Observe Datasets and Time¶
Observe collects all data, system and application logs, metrics, and tracing spans, into observations, which then transform into datasets. Datasets are structured with times or time intervals, as well as relations linking to or from other datasets. These relations between different parts of the system provide Observe with superpowers for discovering the hidden meaning in your data.
Datasets¶
A dataset lives within a named project, and also has a name. Project names must be unique for your customer, and dataset names must be unique within their project. When you log into Observe, the Explore page lets you browse the different datasets that exist for your customer ID.
A Dataset has a schema, which is a set of named columns and definitions of data types stored in those columns (such as event or resource).
Event Datasets¶
If an incident occurs “at a time” and has a well-defined timestamp, then the dataset is an Event Dataset. Events have a single point in time, and typically link or relate to one or more other tables in the system. For example, “user X logged into system Y at time Z” is an event, which also links to the “user” dataset and the “system” Dataset.
Observe identifies Event datasets with pink icons.
Creating Log Datasets from Event Datasets¶
In order for a Log Dataset to appear in the list of available Log Datasets, you must add OPAL code to the desired Event Dataset.
interface "log"
Adding the interface
code to the dataset allows you to display it in the Log Explorer. The Observe interface can then interpret the dataset as logs. For example, adding fields allows you to search and expand the fields.

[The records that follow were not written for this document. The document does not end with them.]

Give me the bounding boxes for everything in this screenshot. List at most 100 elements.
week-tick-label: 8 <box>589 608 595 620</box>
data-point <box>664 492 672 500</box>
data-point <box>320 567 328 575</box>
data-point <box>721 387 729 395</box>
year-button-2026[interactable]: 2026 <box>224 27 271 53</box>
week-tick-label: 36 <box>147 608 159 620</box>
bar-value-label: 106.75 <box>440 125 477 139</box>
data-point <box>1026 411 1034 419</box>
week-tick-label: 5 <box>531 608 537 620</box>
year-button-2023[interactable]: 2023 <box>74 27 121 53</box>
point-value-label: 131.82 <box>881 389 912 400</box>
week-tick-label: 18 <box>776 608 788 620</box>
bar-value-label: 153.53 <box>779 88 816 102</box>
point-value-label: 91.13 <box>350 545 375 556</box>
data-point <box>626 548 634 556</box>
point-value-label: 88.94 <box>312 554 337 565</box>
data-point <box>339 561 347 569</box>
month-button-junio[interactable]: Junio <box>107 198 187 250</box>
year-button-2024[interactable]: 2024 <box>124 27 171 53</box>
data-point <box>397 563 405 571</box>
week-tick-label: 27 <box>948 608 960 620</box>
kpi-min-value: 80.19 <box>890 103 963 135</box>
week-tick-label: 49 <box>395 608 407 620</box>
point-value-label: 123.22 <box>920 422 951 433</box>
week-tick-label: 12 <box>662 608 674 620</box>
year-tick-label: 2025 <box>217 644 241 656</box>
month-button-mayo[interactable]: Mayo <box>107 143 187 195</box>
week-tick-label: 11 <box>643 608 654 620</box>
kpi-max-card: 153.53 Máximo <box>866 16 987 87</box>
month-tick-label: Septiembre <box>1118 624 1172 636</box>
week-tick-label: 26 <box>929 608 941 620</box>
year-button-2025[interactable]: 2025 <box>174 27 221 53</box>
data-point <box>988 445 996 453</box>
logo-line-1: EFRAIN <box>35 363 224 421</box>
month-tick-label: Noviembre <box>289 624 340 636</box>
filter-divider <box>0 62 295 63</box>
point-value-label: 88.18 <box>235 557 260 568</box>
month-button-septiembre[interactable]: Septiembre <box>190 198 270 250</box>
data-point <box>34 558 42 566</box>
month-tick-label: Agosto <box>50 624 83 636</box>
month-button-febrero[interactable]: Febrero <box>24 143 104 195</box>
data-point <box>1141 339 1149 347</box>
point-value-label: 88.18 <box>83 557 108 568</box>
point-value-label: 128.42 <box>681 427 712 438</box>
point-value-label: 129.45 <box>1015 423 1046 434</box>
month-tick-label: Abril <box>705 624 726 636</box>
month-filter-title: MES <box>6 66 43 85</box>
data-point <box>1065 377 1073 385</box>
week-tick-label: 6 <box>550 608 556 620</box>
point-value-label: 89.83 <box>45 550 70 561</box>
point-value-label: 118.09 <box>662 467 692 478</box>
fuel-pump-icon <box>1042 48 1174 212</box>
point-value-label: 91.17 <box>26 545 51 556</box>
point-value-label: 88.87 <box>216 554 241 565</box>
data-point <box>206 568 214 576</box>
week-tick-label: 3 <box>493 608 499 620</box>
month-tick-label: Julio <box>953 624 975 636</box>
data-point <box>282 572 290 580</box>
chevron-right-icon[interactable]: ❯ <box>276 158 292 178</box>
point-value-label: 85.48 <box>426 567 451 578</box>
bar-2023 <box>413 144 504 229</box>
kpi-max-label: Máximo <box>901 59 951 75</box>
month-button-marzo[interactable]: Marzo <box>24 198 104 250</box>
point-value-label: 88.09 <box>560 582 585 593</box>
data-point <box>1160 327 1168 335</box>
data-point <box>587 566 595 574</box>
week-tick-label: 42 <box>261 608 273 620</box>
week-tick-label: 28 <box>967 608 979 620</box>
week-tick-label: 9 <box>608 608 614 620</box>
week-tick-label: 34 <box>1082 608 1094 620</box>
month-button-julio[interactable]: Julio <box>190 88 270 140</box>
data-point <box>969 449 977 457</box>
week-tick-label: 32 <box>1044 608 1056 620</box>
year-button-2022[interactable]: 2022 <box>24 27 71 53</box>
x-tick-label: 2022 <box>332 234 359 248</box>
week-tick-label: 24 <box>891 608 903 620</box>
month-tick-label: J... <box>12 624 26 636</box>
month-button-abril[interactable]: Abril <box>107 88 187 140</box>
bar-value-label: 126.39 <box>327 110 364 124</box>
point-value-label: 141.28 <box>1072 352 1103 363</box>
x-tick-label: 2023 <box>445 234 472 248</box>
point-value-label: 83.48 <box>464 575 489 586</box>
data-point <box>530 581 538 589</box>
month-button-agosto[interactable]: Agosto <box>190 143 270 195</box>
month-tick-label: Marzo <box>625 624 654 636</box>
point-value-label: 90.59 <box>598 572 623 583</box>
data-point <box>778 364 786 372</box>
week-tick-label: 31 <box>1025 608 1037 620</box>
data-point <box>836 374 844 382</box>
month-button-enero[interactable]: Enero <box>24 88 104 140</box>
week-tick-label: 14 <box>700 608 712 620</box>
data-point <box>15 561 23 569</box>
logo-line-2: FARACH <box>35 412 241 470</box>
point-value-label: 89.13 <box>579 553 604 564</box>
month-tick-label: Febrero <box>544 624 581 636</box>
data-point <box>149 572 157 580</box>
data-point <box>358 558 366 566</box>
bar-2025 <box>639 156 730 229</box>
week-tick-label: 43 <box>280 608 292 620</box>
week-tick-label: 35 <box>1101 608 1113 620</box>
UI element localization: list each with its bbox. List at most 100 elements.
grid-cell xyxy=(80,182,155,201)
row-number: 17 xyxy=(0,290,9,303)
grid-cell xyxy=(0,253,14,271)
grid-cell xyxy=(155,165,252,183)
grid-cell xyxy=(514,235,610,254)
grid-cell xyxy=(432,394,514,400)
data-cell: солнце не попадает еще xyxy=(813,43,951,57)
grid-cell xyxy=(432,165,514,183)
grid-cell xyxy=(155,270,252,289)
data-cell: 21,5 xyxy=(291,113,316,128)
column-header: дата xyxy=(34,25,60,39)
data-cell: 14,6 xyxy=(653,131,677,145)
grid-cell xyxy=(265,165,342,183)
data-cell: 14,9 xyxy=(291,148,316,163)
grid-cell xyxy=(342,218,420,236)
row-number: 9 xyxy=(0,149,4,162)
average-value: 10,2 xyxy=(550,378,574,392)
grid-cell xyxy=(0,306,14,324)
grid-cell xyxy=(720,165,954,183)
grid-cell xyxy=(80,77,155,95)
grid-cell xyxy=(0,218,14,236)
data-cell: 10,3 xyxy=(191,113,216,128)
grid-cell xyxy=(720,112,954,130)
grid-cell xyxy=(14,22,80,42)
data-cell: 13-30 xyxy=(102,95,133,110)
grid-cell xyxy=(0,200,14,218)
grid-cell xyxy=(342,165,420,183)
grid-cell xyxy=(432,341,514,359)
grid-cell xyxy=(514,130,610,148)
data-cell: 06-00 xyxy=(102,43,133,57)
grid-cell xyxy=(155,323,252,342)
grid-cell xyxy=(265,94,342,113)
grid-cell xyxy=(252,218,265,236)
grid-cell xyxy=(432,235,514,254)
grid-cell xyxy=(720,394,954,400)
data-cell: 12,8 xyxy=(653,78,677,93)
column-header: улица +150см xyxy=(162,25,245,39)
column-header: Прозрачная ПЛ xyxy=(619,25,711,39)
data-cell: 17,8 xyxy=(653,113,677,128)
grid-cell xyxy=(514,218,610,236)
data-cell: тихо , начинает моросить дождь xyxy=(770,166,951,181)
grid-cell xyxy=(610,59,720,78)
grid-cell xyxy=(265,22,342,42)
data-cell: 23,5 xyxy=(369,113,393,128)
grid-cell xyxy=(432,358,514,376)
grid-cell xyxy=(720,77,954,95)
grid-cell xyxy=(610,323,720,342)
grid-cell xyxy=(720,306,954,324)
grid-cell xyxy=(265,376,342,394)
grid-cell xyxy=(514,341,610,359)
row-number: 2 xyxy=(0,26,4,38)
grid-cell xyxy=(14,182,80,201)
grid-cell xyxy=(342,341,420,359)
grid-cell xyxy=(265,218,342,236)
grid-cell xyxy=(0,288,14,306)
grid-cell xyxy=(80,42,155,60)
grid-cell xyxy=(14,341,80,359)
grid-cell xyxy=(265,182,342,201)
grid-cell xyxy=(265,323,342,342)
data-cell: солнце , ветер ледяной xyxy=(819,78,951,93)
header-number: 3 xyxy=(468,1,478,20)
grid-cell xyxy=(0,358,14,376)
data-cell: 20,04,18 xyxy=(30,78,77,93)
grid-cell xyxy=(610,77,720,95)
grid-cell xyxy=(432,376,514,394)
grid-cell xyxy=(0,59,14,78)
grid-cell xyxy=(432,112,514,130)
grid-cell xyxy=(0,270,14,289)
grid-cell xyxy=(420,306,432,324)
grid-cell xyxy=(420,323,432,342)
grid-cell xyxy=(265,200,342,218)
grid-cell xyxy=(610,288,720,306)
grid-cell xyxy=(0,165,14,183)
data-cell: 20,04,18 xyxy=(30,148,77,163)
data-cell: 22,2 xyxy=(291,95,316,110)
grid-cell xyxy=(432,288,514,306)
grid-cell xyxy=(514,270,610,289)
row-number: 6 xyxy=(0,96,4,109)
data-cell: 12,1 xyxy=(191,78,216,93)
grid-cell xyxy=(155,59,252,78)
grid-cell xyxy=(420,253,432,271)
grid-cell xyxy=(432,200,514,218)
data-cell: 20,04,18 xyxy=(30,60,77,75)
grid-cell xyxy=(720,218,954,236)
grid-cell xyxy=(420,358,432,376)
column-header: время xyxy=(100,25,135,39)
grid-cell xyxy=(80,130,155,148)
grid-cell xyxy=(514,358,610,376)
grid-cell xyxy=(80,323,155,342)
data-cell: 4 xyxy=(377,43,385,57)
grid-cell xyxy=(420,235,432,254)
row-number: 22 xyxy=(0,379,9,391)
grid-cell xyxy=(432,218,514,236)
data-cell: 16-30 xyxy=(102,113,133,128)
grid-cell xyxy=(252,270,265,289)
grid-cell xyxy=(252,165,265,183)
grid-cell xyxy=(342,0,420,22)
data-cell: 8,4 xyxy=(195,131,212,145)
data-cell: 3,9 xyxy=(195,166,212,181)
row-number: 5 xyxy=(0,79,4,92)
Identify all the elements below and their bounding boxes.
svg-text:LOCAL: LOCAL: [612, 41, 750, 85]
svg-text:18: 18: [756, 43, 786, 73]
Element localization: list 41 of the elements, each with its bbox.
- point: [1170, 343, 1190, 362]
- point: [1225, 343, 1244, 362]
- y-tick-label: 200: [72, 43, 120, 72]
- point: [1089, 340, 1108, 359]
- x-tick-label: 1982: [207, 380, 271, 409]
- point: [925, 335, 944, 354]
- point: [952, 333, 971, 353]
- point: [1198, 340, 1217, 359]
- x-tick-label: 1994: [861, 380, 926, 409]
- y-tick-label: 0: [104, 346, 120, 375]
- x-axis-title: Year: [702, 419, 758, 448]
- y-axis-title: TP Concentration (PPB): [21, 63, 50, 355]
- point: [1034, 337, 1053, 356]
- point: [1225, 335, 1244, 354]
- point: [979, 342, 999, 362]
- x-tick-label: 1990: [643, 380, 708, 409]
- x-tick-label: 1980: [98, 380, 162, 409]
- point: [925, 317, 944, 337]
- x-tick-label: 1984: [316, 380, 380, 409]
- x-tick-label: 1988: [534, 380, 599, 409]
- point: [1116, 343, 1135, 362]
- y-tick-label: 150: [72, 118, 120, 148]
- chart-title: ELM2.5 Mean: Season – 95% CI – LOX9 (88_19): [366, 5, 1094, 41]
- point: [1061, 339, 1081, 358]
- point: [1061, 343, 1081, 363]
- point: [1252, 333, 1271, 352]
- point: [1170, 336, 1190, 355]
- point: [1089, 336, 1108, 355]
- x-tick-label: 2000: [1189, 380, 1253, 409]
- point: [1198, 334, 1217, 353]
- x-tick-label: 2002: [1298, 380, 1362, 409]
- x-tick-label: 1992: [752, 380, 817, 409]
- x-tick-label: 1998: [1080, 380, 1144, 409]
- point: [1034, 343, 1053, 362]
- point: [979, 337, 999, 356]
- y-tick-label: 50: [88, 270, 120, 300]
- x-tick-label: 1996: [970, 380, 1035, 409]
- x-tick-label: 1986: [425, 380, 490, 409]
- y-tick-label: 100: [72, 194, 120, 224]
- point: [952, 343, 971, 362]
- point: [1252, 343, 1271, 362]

To add a specific column of data to the Log Dataset, use the following OPAL code:
interface "log", "log":<nameOfLogField>
The column must have the object
or string
designation. If not, convert the column to an object using OPAL before adding the interface
OPAL:
make_col data:object(data)
or
make_col data:string(data)
To remove log interface
from the Dataset, use the drop_interface
verb:
drop_interface "log"
For more information about interface
, see the OPAL verb, interface
.
Resource Datasets¶
Objects with permanence over time, and whose state changes over time, are stored in resource datasets. Any field value for a resource has a valid time interval — a start time, and an end time. For a resource, you can ask questions like “what was the name at time T?” Additionally, a primary key identifies a resource.
Reference Tables¶
Observe can accept various types of data, not limited to logs, metrics, or traces. You can send your customer list, product list, or a list of IP addresses to enrich your telemetry data. Many of our customers do this today to produce Resource datasets, which is great for short-lived associations like EC2 hosts or engineer-to-account mappings. However, since most of this business context doesn’t include specific timestamps, it needs to be refreshed periodically to prevent it from expiring in resource datasets. This is less optimal for long-lived associations like Product or Employee IDs. Reference tables offer an easy way to integrate long-lived business context with machine data. See the Reference Tables page to learn how to create and manage reference tables.